Township denies Toll Brothers' massive development proposal near Brandywine Battlefield

Horsham-based developer's plan calls for 317 homes on Chester County land connected to Revolutionary War battle

Development Preservation
Crebilly Farm Tom Maher/For PhillyVoice

This photo posted to the Neighbors for Crebilly Farm Facebook page shows the farm from a distance. Opponents to a plan by developer Toll Brothers to build homes on the farm site say Hessian soldiers marched across the farmstead in 1777 before fighting – the first skirmishes of the Battle of the Brandywine – broke out there.

A Chester County township voted down a builder's proposal on Thursday night to build a large housing development on a piece of land some say played a role in a Revolutionary War battle.

Westtown Township supervisors unanimously denied Toll Brothers' application to build a 317-unit housing development on Crebilly Farm, a 322-acre parcel that sits just north of the main Brandywine Battlefield.

The plans call for a mix of single-family homes and townhouses. Toll, the Horsham-based developer seeking to realize another controversial proposal to build a residential tower in Philadelphia's Jewelers Row diamond district, had said it would keep about 60 percent of the land open if it were to build on the farm.

But the proposal drew strong opposition from those who wanted the land preserved, citing its ties to the Battle of the Brandywine. The battle's first skirmishes broke out on what is now Crebilly Farm on the morning of Sept. 11, 1777, they say.

A grassroots group that fought the proposal, Neighbors for Crebilly, lauded the decision in a statement on Friday.

"Kudos to the supervisors for standing up to Toll and protecting our history, our environment, and our quality of life," the group said.

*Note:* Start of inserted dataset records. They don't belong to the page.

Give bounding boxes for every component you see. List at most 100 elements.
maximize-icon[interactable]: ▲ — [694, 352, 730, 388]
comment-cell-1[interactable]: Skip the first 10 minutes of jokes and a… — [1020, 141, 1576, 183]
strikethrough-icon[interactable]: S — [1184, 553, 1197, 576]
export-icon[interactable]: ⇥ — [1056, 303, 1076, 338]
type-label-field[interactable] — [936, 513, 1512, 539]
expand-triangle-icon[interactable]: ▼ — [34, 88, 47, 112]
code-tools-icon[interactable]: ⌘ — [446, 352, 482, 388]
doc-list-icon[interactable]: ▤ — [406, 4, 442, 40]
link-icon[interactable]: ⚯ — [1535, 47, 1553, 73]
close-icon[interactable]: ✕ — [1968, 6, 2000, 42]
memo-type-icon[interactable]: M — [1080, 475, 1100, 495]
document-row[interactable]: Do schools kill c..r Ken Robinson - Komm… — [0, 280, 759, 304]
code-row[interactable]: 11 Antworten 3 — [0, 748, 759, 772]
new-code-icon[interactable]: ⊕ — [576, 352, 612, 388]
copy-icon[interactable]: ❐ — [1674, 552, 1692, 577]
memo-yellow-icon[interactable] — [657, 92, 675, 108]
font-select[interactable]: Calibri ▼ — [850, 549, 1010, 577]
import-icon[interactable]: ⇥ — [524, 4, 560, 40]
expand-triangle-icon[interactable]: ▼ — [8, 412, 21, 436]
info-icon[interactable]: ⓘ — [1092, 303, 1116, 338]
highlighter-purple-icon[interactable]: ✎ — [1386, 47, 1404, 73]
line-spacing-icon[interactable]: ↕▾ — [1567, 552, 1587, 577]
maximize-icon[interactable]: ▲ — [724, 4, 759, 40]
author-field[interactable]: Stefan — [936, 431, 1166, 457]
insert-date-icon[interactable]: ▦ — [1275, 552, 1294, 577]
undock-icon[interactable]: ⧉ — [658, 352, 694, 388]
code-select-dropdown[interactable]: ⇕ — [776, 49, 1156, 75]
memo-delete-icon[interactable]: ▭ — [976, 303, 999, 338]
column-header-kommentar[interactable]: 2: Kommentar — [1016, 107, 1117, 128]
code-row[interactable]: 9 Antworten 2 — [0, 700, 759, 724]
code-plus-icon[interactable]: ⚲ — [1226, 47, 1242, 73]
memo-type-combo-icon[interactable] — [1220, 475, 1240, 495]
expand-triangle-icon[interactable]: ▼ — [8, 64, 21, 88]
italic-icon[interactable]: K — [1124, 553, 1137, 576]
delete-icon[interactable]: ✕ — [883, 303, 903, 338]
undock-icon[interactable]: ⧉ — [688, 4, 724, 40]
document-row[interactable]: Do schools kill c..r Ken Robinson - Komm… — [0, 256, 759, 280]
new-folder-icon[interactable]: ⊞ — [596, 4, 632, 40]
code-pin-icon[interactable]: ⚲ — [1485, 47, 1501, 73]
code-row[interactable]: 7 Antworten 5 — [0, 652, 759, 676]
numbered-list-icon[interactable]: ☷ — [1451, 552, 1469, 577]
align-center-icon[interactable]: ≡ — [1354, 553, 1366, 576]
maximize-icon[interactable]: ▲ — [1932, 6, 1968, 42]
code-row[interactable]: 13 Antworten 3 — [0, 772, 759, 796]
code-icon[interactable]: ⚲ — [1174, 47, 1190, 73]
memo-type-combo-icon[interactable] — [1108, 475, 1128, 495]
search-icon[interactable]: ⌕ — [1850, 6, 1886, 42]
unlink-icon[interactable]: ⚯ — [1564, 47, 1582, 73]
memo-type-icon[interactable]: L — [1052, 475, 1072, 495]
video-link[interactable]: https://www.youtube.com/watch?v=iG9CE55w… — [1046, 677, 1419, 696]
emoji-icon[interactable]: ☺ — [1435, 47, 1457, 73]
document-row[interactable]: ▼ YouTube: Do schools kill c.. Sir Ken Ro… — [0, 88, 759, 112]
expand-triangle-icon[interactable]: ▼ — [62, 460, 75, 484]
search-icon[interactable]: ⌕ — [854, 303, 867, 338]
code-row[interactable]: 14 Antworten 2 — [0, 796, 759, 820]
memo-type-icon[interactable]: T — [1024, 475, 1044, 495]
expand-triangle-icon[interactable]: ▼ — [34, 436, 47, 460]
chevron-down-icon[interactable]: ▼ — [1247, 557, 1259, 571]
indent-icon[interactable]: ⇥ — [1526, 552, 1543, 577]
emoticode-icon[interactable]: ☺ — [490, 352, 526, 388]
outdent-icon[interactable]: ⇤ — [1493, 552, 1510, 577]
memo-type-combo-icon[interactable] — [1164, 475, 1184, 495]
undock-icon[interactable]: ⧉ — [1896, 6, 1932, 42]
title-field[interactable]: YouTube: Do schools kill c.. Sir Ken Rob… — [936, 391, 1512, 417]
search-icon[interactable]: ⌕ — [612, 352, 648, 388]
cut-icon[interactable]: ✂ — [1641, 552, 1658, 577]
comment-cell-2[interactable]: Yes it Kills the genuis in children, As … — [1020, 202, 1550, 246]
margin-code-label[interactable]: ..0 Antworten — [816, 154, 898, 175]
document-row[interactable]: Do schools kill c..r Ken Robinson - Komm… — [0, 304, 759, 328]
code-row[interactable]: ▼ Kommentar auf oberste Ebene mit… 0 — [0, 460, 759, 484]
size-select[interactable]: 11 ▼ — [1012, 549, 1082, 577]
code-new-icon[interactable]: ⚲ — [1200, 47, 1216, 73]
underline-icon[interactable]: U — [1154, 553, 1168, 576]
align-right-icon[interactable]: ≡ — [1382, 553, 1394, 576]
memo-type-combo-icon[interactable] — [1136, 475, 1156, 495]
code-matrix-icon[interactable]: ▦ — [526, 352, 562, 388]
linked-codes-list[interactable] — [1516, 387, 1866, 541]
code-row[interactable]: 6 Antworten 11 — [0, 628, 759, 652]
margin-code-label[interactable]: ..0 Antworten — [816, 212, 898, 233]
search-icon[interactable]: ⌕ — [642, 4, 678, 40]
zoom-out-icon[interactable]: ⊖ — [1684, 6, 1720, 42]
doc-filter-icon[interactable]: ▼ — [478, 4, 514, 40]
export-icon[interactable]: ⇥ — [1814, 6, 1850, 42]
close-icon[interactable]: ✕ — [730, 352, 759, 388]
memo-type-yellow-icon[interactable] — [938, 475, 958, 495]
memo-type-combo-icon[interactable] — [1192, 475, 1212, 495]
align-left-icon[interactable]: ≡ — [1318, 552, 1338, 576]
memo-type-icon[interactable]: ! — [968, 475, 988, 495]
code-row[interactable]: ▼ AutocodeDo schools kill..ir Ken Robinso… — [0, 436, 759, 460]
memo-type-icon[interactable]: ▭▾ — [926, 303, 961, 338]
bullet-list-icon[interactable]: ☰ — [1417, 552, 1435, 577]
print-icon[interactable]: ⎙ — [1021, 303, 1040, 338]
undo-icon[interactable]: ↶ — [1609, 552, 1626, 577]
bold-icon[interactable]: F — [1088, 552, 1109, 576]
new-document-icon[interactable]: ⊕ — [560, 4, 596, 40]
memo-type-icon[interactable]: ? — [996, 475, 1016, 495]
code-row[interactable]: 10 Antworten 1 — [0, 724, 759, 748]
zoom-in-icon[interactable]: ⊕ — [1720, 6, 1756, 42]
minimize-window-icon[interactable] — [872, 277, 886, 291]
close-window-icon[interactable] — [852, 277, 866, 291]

For about a year, the application had been a matter of heated local debate in various board of supervisors and planning commission meetings. The three supervisors met in executive sessions on Dec. 5, Dec. 14, Dec. 18 and before Thursday's meeting before handing down its decision, the Daily Local News reported.

The board is expected to issue a written account of why it rejected the plan within 45 days of the vote.

The township's planning commission approved the application earlier this year, but it added 50 conditions that included moving a tavern away from Route 202, preserving all buildings on the property, keeping designated open space and building new roads.

Toll has not said whether it plans to appeal the decision.